Fremont residents are getting soaked even before the first drop of Sandusky River water gets diverted to the city’s much-maligned new reservoir.
The estimated cost of the reservoir, the most ambitious project in Fremont’s history, is more than double its initial $18 million budget. Many of its cost overruns are the results of construction delays and redesigns caused by disputes with contractors, which the city will spend $9.5 million to resolve.
But more broadly, they are the results of bad planning by many parties. These lapses are expected to lead to double-digit water rate increases for Fremont consumers next year.

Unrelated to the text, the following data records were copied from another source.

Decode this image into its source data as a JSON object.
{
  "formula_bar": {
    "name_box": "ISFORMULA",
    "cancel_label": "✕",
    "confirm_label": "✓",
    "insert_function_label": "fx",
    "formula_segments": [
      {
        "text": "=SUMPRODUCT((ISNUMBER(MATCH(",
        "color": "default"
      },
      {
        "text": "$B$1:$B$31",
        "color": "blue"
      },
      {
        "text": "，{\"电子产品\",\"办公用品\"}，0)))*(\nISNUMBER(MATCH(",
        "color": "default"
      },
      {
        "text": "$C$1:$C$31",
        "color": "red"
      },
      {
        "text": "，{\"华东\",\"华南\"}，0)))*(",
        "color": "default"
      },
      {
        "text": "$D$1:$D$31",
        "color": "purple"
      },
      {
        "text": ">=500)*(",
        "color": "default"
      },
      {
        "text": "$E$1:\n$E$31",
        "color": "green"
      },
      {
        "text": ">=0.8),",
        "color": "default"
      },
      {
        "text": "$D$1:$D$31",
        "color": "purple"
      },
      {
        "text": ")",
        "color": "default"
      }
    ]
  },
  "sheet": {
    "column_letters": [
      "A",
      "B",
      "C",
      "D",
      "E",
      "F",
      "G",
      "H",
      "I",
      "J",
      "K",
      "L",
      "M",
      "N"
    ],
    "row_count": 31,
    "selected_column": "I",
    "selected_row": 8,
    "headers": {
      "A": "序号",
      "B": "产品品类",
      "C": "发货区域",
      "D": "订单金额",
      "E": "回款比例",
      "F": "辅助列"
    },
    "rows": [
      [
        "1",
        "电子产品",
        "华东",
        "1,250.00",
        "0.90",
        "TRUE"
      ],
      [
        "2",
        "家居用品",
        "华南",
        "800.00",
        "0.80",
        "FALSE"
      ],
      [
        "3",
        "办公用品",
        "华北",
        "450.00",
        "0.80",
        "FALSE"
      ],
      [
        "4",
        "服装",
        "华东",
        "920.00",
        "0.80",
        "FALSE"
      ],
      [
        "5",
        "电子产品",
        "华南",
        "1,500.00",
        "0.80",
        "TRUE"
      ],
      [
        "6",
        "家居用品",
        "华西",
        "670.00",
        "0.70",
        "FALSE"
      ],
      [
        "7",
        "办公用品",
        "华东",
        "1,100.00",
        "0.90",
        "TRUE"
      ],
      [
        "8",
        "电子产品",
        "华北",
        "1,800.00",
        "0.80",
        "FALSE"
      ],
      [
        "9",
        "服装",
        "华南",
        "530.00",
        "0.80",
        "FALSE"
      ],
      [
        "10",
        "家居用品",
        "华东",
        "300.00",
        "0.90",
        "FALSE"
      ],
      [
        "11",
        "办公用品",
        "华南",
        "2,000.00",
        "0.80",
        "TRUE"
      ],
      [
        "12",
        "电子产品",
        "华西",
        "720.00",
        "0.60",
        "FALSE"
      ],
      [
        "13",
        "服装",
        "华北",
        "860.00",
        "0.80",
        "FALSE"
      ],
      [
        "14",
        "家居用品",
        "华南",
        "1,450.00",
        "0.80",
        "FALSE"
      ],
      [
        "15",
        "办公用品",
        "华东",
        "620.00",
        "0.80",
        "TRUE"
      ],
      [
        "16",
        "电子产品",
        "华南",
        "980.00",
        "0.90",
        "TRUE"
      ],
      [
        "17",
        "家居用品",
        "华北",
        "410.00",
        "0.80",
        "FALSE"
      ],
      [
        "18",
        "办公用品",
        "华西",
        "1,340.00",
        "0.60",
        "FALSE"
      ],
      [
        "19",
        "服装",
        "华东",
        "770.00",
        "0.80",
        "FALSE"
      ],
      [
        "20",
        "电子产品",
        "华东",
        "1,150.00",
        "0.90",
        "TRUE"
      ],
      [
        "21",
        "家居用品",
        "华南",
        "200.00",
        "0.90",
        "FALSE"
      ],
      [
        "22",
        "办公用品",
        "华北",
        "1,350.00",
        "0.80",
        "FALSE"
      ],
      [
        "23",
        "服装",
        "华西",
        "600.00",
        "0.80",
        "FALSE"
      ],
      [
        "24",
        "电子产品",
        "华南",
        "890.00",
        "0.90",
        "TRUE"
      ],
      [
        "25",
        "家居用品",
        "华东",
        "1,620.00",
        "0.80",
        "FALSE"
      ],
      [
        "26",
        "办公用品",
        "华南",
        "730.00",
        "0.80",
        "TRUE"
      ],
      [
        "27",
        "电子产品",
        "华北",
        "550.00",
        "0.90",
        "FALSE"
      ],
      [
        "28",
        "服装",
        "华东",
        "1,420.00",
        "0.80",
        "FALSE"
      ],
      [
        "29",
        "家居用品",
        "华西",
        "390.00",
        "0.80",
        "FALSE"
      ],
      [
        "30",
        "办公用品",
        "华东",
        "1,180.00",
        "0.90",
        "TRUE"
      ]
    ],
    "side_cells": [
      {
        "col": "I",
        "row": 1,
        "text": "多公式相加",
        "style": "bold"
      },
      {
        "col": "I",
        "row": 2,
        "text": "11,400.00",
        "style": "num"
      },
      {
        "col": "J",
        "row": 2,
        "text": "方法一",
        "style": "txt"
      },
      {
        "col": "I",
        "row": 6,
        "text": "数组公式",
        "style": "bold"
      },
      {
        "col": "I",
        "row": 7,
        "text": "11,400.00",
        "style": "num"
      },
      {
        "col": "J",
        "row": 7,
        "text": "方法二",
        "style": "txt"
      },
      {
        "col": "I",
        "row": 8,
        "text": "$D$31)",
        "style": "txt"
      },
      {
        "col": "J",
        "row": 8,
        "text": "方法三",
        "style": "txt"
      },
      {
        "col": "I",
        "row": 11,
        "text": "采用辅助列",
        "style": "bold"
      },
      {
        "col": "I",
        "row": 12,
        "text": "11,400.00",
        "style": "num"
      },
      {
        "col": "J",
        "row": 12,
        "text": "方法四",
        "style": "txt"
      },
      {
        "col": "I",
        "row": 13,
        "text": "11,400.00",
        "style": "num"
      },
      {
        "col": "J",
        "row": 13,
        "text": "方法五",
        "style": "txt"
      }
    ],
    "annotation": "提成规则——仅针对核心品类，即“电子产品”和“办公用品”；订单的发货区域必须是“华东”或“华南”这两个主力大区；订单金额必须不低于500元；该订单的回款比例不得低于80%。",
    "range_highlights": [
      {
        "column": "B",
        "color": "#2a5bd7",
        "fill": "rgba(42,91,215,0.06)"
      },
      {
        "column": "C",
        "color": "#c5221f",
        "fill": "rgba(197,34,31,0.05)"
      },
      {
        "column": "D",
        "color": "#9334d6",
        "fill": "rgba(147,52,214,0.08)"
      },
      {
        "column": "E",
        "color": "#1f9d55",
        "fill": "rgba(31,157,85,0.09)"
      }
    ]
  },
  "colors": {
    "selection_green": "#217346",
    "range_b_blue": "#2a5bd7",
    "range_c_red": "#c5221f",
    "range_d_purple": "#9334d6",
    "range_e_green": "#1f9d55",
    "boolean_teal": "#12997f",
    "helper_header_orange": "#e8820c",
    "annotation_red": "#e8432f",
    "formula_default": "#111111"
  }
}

Questions remain about how much former Mayor Terry Overmyer knew about the reservoir site off Sandusky County Road 41 before the city acquired it for $750,000. The same goes for the City Council members who approved the site, the employees and consultants who recommended it, and the state regulators who allowed work to proceed.
The city broke ties with the project’s original contractor after a Sandusky County judge ruled in 2011 that its engineering firm had “drafted a design that was not buildable.” Now, the process of filling the reservoir should begin once the Ohio Department of Natural Resources finishes certifying the project.
The reservoir is in an area known for its geology of soft karst — limestone that can crumble and develop fissures, cracks, and sinkholes. Some of the holes are larger than basketballs.
The city at first resisted including a liner system, relenting only after officials agreed that might be the only device to make sure the reservoir retains water. But if the system fails, water could seep through the karst, leaving Fremont with a $40 million hole.
Mayor Jim Ellis, who replaced Mr. Overmyer, said the project could become a money pit. Yet it’s too far advanced for the city to abandon it.
The Ohio Environment Protection Agency told Fremont it had to do more to avoid high nitrate levels in the city’s drinking water, which occur during periods of heavy farm runoff each spring. That was the right call: Boil-water advisories are annoying and offer fewer safeguards than avoiding nitrates in the first place.
Fremont chose to build a reservoir to coincide with the removal of the century-old Ballville Dam. The Ohio DNR wants the dam removed to help restore the Sandusky River’s natural flow.
The department’s critics claim the purported benefit for walleye spawning has been exaggerated. Meanwhile, Fremont officials complain about the Ohio EPA edict to ensure water quality.
Such petulant behavior occurs when there’s a lack of due diligence. The Fremont reservoir project makes painfully clear the steep price of bad planning.